If you were asked to describe what someone working in the IT industry looked like, how would you describe them? What kind of background and expertise would they have? Are there specific qualities you would look for? Someone that’s tech savvy? Should it be someone who understands the evolution of the industry? Should it be someone who has graduated with some type of engineering degree? Would it be a man? Would it be a woman? Who might be the best fit for a career in IT?
The Right Skills for the Job
My journey into the IT industry began 20 years ago. It was evident to me that it was a male-dominated arena. The stereotype of the male technical engineer was very prevalent when I began my career in IT. My initial encounter with this notion was my attempting to remain relevant working side by side with a male engineer. I was a woman, middle-aged, possessing far less technical experience than my male colleague. I knew I didn’t have the technical expertise, but I attended all trainings available, virtual or onsite. My ability to build relationships is what made the difference in the beginning and has served me well throughout my career.

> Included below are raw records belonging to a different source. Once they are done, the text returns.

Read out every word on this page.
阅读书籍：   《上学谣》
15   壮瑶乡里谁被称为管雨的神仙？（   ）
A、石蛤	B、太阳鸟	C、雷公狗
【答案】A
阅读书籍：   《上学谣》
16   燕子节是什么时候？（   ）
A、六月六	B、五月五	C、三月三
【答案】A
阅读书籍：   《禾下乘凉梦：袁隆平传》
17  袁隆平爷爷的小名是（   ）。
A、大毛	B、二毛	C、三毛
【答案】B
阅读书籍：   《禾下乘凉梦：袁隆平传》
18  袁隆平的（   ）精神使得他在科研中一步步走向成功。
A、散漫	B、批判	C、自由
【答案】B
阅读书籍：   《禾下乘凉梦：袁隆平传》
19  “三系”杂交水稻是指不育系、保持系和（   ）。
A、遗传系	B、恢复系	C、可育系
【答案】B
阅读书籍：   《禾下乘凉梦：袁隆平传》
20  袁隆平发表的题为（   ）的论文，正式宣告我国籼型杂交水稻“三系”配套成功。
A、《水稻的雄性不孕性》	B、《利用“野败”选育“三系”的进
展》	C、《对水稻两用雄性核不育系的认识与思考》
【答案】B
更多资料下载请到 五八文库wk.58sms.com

Many technical skills are indeed necessary, but they can also be learned — by anyone. It was clear to me that any woman could learn the same technical skills that a man could. Does it seem unlikely that a woman could possibly succeed in the IT world? I say, women can thrive in this industry — and I can speak from my own story and successes, as well as the similar stories of so many other women.
An Unconventional Career Arc
I began my journey at the age of 49, having no background in IT. I came to the industry from being a stay-at-home mom and part-time salesperson in a very small company. I knew enough to turn on a computer but not much more, including no familiarity with even email. So why would CDW hire me at all? To my defense, the real reason was not my IT skills but my ability to communicate and build relationships. At the end of the day, those qualities are the most important for this industry, while many of the technical skills, in many cases, can be learned.
I moved from an initial sales role to being a software licensing specialist, then to a software asset management specialist, and eventually I was able to grow my role into the field solution architect I am today. I have watched CDW grow enormously through the years in every area I have been a part of. In licensing alone, it began with maybe three people that specialized in software licensing and has grown to more than 300. Today, I can’t begin to count the number of women in each of the areas of the business I touched.
Though this was not a planned career, I have been blessed to grow with an IT company that has recognized the value that women can bring to the table and gives them opportunities to grow. I am not at all what anyone would think of as the stereotypical IT person. At this juncture of my life, not only am I not ready to retire (though I could), but I am also looking toward my next opportunity to grow and further drive what I have started.
Women in IT: Part of an Increasingly Diverse Workforce
I was around when this company was lead by its founder — who began the company in his garage, a little like the Apple founders — and when leaders were brought in from several Fortune 500 companies to take us to the next level. Today, CDW’s top positions, CEO and COO, are occupied by women. The number of female VPs and upper management roles filled by women across the company is amazing. There are simply too many to mention. What do we all look like? We are wives, mothers, grandmothers, and career women, and we represent some of the finest and most talented IT professionals in the marketplace.